The re-run was held after the court overturned poll results over alleged rigging and other irregularities.
Official poll results released by state broadcaster MBC - but which apparently had nothing to do with Malawi’s electoral commission - show that the opposition candidate was leading.
President Peter Mutharika, who is seeking re-election for a second term, had garnered 38 percent of votes, while a third candidate, Peter Kuwani - regarded as a Joker in the Pack - collected less than 2 percent of votes.
Last year, Malawi became the second African nation to annul presidential election results over irregularities. Kenya did in 2017.
It was a rare - and for many an encouraging - judicial intervention on a continent where flawed, even stolen, elections are seldom overturned.
Mr Chakwera’s supporters are already celebrating what they believe is an historic victory - in what would be the first time in sub-Saharan Africa that flawed election results have been overturned, and the opposition has gone on to win power democratically.
The results announced by the MBC come from all but three of 28 districts, according to Reuters news agency.
So far, the Malawi Electoral Commission has only announced results from 11 percent of the 5002 voting centres.
Opposition figures in several African countries have welcomed Mr Chakwera’s reported victory.
“New life to Malawi!,” said Zimbabwean opposition MDC leader Nelson Chamisa. “The Lord has given Malawi a Godly man,” he added, referring to Mr Chakwera’s past in the clergy.
But, the Mozambique-Tanzania Centre for Foreign Relations (CFR) director general, Prof Abdallah Safari, yesterday told The Citizen that the lesson Tanzania could draw from Malawi is that citizens in that southern African country have accepted changes.
The former vice chairman of the opposition Chadema said Malawi had the most independent Judiciary despite problems facing the country’s electoral body.
According to him, Tanzania’s constitution and electoral laws prevent presidential election results from being contested in court. This, he said, has to change to guarantee free, fair and credible elections.
“It is difficult for Tanzania to hold free, fair and credible elections without an independent electoral commission and amended constitution that allows presidential results to be challenged in court,” said Prof Safari, a practising lawyer.
But, Prof Bernadeta Killian of the University of Dar es Salaam (UDSM) said the elections in Malawi have been held according to the country’s constitution and laws governing elections - same as is the case in Tanzania.
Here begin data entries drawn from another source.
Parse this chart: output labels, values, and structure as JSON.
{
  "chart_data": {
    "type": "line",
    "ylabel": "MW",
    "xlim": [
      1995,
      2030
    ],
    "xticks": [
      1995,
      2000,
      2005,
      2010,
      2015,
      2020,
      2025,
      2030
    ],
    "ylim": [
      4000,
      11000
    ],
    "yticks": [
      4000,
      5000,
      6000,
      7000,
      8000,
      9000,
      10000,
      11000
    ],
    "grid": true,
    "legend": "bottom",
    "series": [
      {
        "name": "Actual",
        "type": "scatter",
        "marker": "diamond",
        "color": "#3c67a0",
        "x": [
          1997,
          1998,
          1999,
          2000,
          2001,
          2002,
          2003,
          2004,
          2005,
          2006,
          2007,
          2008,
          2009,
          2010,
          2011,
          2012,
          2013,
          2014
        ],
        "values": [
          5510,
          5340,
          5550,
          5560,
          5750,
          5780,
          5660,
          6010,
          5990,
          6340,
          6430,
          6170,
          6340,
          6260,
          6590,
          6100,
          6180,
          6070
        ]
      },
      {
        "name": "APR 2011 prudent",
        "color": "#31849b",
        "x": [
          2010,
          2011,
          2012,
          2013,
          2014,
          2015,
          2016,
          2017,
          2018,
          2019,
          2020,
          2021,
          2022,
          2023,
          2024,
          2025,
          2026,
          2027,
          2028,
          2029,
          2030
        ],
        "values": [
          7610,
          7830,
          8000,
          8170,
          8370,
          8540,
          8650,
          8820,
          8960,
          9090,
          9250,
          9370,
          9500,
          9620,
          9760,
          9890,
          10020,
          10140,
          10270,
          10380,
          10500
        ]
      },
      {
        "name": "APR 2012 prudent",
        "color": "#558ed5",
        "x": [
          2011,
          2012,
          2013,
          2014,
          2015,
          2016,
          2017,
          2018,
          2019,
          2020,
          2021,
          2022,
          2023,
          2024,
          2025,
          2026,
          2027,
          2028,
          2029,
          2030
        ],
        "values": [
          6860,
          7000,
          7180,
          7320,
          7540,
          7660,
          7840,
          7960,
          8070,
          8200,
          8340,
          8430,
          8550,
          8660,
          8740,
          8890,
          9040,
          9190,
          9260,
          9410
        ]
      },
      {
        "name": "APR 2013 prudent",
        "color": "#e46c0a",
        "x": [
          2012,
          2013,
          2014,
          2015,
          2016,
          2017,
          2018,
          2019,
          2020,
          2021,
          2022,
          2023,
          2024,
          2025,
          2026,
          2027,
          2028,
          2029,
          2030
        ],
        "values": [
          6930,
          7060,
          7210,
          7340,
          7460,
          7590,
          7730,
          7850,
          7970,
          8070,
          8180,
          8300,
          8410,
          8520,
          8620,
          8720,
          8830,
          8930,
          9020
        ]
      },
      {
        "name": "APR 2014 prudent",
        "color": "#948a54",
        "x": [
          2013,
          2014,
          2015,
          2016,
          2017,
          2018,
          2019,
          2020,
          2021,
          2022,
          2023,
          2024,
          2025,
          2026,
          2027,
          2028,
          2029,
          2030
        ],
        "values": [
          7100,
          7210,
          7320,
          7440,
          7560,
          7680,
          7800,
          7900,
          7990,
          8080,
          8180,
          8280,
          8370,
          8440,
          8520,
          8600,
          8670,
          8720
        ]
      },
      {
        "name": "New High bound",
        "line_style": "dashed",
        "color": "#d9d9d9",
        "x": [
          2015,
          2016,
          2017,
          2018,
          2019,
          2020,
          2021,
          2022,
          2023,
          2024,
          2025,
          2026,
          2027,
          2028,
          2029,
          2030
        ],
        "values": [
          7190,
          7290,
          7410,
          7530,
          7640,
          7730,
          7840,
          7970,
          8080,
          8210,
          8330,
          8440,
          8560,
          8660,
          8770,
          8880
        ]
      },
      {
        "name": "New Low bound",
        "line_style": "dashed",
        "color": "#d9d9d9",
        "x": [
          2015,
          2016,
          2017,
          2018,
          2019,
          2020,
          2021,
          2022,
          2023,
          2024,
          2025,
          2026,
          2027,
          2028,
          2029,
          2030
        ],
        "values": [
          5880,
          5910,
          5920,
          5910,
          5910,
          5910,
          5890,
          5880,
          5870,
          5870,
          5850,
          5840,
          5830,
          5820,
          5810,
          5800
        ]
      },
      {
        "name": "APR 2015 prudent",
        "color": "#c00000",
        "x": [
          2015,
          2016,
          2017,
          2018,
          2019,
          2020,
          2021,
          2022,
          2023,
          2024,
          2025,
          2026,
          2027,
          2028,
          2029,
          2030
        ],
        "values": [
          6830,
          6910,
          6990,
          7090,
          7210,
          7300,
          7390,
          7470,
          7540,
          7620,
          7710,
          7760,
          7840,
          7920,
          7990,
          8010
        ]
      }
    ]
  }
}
She said Article 74 of the Union constitution and theextant electoral laws that are enforced by the National Electoral Commission (NEC) give instructions on how general elections should be held in the country.
“If there is a lesson to be draw n from Malawi, then it is candidates’ readiness to accept election results. This is because where two different people contest for a position, one would win while the other would be the loser” she said.
Therefore, candidates should be ready to receive results in case of victory or defeat as country laws are very open in case someone doesn’t concede defeat, according to her.
But, on Tuesday immediately after casting his ballot in southern Malawi, Mr Mutharika alleged there had been violence in some opposition strongholds, according to Reuters.